В старую, облупившуюся коляску, которая со скрипом круто накренилась, когда упругенький м-сье Пьер вступил на подножку, была впряжена гнедая кляча, оскаленная, с блестяще-черными от мух ссадинами на острых выступах бедер, такая вообще тощая, с такими ребрами, что туловище ее казалось обхваченным поперек рядом обручей. У нее была красная лента в гриве. М-сье Пьер потеснился, чтобы дать место Цинциннату, и спросил, не мешает ли ему громоздкий футляр, который положили им в ноги.
-- Постарайся, дружок, не наступать, -- добавил он. На козлы влезли Родриг и Роман. Родриг, который был за кучера, хлопнул длинным бичом, лошадь дернула, не сразу могла взять и осела задом. Некстати раздалось нестройное "ура" служащих. Приподнявшись и наклонившись вперед, Родриг стегнул по вскинутой морде и, когда коляска судорожно тронулась, от толчка упал почти навзничь на козлы, затягивая вожжи и тпрукая.
-- Тише, тише, -- с улыбкой сказал м-сье Пьер, дотронувшись до его спины пухлой рукой в щегольской перчатке.

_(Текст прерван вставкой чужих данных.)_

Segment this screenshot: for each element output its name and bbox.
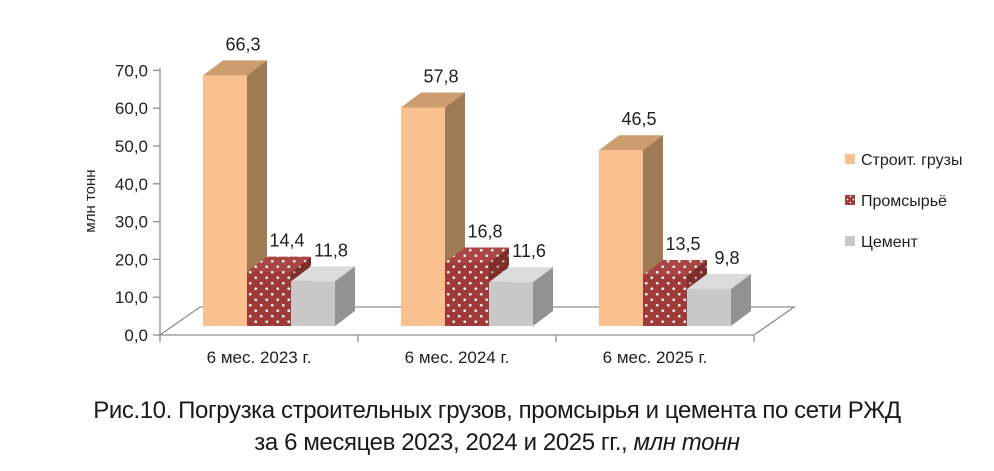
y-tick-label: 60,0	[115, 99, 148, 118]
y-tick-label: 50,0	[115, 137, 148, 156]
bar-front	[599, 150, 643, 326]
legend-marker	[845, 154, 855, 164]
bar-value-label: 14,4	[269, 231, 304, 251]
figure-caption: Рис.10. Погрузка строительных грузов, пр…	[0, 395, 994, 459]
bar-top	[489, 267, 553, 283]
bar-side	[335, 266, 355, 326]
legend-label: Цемент	[861, 234, 918, 251]
x-category-label: 6 мес. 2024 г.	[405, 348, 510, 367]
bar-front	[203, 75, 247, 326]
y-tick-label: 0,0	[124, 326, 148, 345]
bar-value-label: 11,8	[314, 240, 348, 260]
bar-side	[533, 267, 553, 326]
bar-value-label: 9,8	[714, 248, 739, 268]
legend-marker	[845, 236, 855, 246]
bar-side	[247, 60, 267, 327]
bar-top	[401, 92, 465, 108]
legend-label: Строит. грузы	[861, 152, 962, 169]
caption-line-2-text: за 6 месяцев 2023, 2024 и 2025 гг.,	[254, 429, 634, 456]
bar-value-label: 46,5	[621, 109, 656, 129]
bar-value-label: 13,5	[665, 234, 700, 254]
legend-marker	[845, 195, 855, 205]
bar-front	[445, 262, 489, 326]
bar-front	[247, 271, 291, 326]
bar-front	[687, 288, 731, 326]
bar-front	[401, 107, 445, 327]
bar-top	[599, 135, 663, 151]
bar-value-label: 66,3	[225, 34, 260, 54]
y-tick-label: 70,0	[115, 61, 148, 80]
bar-top	[203, 60, 267, 76]
y-axis-title: млн тонн	[82, 169, 99, 232]
bar-chart-3d: 0,0 10,0 20,0 30,0 40,0 50,0 60,0 70,0 млн тонн 6…	[82, 34, 962, 367]
y-tick-label: 30,0	[115, 213, 148, 232]
caption-units-italic: млн тонн	[633, 429, 741, 456]
caption-line-2: за 6 месяцев 2023, 2024 и 2025 гг., млн …	[0, 427, 994, 459]
bar-front	[489, 282, 533, 326]
x-category-label: 6 мес. 2023 г.	[207, 348, 312, 367]
bar-side	[731, 273, 751, 326]
x-category-label: 6 мес. 2025 г.	[603, 348, 708, 367]
bar-value-label: 11,6	[512, 241, 546, 261]
y-tick-label: 40,0	[115, 175, 148, 194]
bar-front	[291, 281, 335, 326]
bar-top	[687, 273, 751, 289]
bar-top	[247, 256, 311, 272]
legend-label: Промсырьё	[861, 193, 947, 210]
bar-top	[643, 259, 707, 275]
bar-value-label: 16,8	[467, 221, 502, 241]
bar-top	[445, 247, 509, 263]
caption-line-1: Рис.10. Погрузка строительных грузов, пр…	[93, 397, 901, 424]
bar-value-label: 57,8	[423, 67, 458, 87]
bar-front	[643, 274, 687, 326]
y-tick-label: 20,0	[115, 250, 148, 269]
y-tick-label: 10,0	[115, 288, 148, 307]
bar-top	[291, 266, 355, 282]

Бледная дорога обвивалась с дурной живописностью несколько раз вокруг основания крепости. Уклон был местами крутоват, и тогда Родриг поспешно заворачивал скрежетавшую рукоятку тормоза. М-сье Пьер, положив руки на бульдожий набалдашник трости, весело оглядывал скалы, зеленые скаты между ними, клевер и виноград, коловращение белой пыли и заодно ласкал взглядом профиль Цинцинната, который все еще боялся. Тощие, серые, согнутые спины сидевших на козлах были совершенно одинаковы. Хлопали, хляпали копыта. Сателлитами кружились оводы. Экипаж временами обгонял спешивших паломников (тюремного повара, например, с женой), которые останавливались, заслонившись от солнца и пыли, а затем ускоряли шаг. Еще один поворот дороги, и она потянулась к мосту, распутавшись окончательно с медленно вращавшейся крепостью (уже стоявшей вовсе нехорошо, перспектива расстроилась, что-то болталось...).
-- Жалею, что так вспылил, -- ласково говорил м-сье Пьер. -- Не сердись, цыпунька, на меня. Ты сам понимаешь, как обидно чужое разгильдяйство, когда всю душу вкладываешь в работу.

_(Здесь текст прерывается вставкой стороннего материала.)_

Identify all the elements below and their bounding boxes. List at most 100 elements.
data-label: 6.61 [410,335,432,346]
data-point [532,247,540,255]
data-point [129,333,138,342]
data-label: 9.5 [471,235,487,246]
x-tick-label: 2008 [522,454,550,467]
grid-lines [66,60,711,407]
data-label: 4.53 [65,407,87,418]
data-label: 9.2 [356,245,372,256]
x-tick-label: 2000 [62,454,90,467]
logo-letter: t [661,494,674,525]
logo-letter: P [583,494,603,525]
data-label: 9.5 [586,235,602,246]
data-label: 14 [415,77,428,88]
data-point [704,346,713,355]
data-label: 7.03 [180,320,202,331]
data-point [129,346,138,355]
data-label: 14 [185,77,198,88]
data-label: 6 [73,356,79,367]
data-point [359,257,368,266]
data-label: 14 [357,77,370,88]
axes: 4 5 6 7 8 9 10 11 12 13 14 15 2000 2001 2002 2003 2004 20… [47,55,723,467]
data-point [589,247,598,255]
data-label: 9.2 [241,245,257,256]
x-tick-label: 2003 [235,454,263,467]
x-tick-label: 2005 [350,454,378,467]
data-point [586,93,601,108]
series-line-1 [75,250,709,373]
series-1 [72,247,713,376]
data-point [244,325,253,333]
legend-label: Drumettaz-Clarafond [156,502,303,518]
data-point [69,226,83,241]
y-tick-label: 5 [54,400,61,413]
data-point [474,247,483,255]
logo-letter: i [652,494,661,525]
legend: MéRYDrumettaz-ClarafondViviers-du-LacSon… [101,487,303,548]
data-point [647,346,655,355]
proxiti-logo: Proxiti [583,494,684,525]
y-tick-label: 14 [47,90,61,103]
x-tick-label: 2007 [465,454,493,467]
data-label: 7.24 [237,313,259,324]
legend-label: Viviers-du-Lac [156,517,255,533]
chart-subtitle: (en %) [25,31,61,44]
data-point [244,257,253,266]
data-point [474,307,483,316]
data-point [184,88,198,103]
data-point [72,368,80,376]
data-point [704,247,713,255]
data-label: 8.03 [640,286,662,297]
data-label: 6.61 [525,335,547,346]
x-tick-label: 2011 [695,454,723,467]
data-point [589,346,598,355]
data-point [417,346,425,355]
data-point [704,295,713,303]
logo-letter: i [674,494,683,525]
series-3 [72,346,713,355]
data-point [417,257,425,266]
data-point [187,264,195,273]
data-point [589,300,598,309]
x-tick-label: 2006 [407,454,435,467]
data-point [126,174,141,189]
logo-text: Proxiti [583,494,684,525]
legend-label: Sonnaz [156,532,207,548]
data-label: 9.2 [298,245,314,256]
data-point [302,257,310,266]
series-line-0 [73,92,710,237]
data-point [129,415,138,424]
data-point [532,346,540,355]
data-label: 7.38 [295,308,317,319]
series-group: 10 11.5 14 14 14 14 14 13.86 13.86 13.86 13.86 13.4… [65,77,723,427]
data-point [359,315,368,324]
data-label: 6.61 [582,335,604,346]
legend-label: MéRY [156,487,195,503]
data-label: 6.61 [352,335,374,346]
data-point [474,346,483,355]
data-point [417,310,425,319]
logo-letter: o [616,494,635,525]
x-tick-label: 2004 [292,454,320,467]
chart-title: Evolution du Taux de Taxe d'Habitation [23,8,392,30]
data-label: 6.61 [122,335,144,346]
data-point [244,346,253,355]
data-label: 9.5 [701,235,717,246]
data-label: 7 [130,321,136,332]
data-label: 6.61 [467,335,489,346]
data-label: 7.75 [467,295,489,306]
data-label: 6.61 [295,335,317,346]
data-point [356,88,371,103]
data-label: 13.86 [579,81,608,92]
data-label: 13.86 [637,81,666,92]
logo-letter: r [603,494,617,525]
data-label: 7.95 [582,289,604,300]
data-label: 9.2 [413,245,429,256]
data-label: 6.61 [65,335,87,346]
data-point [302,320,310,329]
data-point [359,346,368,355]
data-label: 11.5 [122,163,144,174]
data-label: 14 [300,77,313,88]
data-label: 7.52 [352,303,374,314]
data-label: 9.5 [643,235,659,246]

Простучали по мосту. Весть о казни начала распространяться в городе только сейчас. Бежали красные и синие мальчишки за экипажем. Мнимый сумасшедший, старичок из евреев, вот уже много лет удивший несуществующую рыбу в безводной реке, складывал свои манатки, торопясь присоединиться к первой же кучке горожан, устремившихся на Интересную площадь.

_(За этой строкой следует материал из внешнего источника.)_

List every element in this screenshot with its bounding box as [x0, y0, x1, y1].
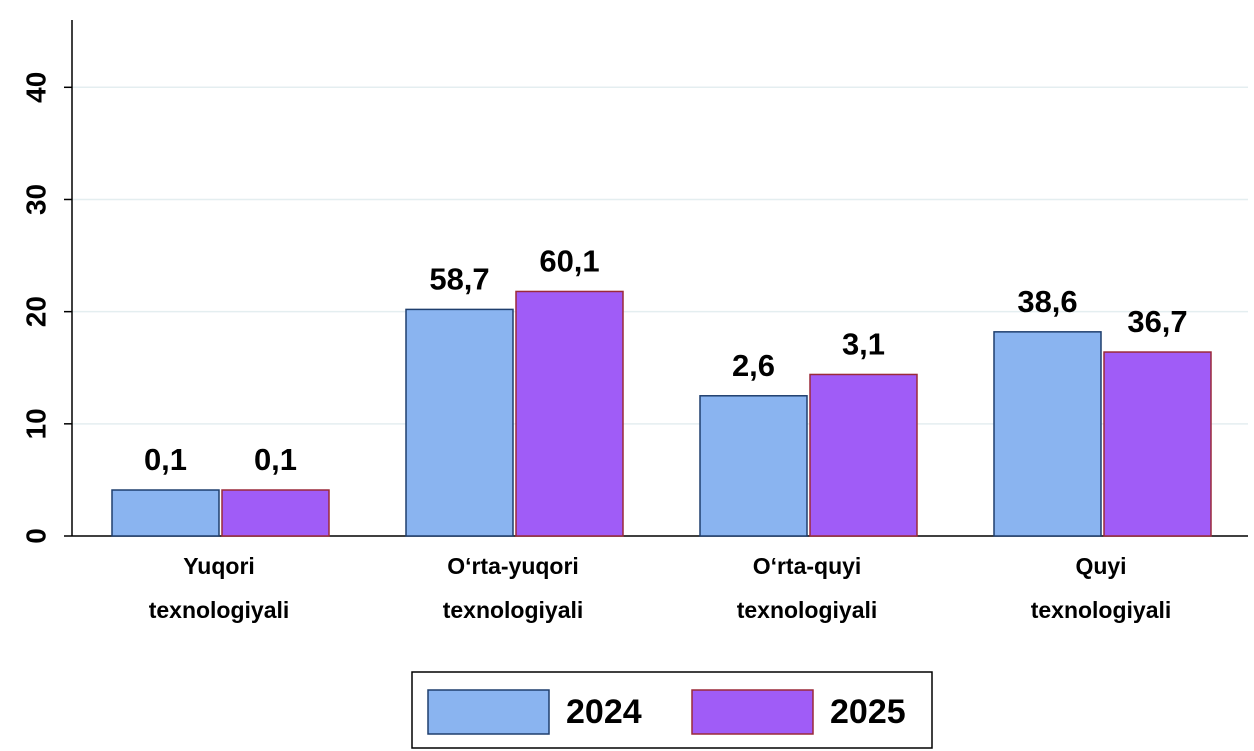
bar — [221, 489, 330, 537]
data-label: 36,7 — [1127, 304, 1187, 339]
data-label: 2,6 — [732, 348, 775, 383]
y-tick-label: 0 — [20, 528, 51, 544]
y-tick-label: 10 — [20, 408, 51, 439]
legend-swatch — [427, 689, 550, 735]
y-tick-label: 20 — [20, 296, 51, 327]
bar — [699, 395, 808, 537]
legend-label: 2024 — [566, 693, 642, 731]
data-label: 3,1 — [842, 327, 885, 362]
y-tick-label: 40 — [20, 72, 51, 103]
x-tick-label: texnologiyali — [737, 597, 878, 623]
x-tick-label: texnologiyali — [1031, 597, 1172, 623]
y-tick-label: 30 — [20, 184, 51, 215]
bar — [1103, 351, 1212, 537]
bar — [809, 373, 918, 537]
x-tick-label: O‘rta-quyi — [753, 553, 862, 579]
bar — [405, 308, 514, 537]
data-label: 38,6 — [1017, 284, 1077, 319]
bar — [993, 331, 1102, 537]
data-label: 0,1 — [144, 442, 187, 477]
x-tick-label: Quyi — [1075, 553, 1126, 579]
x-tick-label: Yuqori — [183, 553, 255, 579]
x-tick-label: texnologiyali — [149, 597, 290, 623]
legend-label: 2025 — [830, 693, 906, 731]
bar — [515, 290, 624, 537]
x-tick-label: O‘rta-yuqori — [447, 553, 579, 579]
data-label: 60,1 — [539, 244, 599, 279]
data-label: 0,1 — [254, 442, 297, 477]
bar — [111, 489, 220, 537]
x-tick-label: texnologiyali — [443, 597, 584, 623]
legend-swatch — [691, 689, 814, 735]
data-label: 58,7 — [429, 262, 489, 297]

-- ...но не стоит об этом вспоминать, -- говорил м-сье Пьер, -- люди моего нрава вспыльчивы, но и отходчивы. Обратим лучше внимание на поведение прекрасного пола.
Несколько девушек, без шляп, спеша и визжа, скупали все цветы у жирной цветочницы с бурыми грудями, и наиболее шустрая успела бросить букетом в экипаж, едва не сбив картуза с головы Романа. М-сье Пьер погрозил пальчиком.
Лошадь, большим мутным глазом косясь на плоских пятнистых собак, стлавшихся у ее копыт, через силу везла вверх по Садовой, и уже толпа догоняла, -- в кузов ударился еще букет. Но вот повернули направо по Матюхинской, мимо огромных развалин древней фабрики, затем по Телеграфной, уже звенящей, ноющей, дудящей звуками настраиваемых инструментов, -- и дальше -- по немощеному шепчущему переулку, мимо сквера, где, со скамейки, двое мужчин, в партикулярном платье, с бородками, поднялись, увидя коляску, и, сильно жестикулируя, стали показывать на нее друг другу, -- страшно возбужденные, с квадратными плечами, и вот побежали, усиленно и угловато поднимая ноги, туда же, куда и все. За сквером, белая, толстая статуя была расколота надвое, -- газеты писали, что молнией.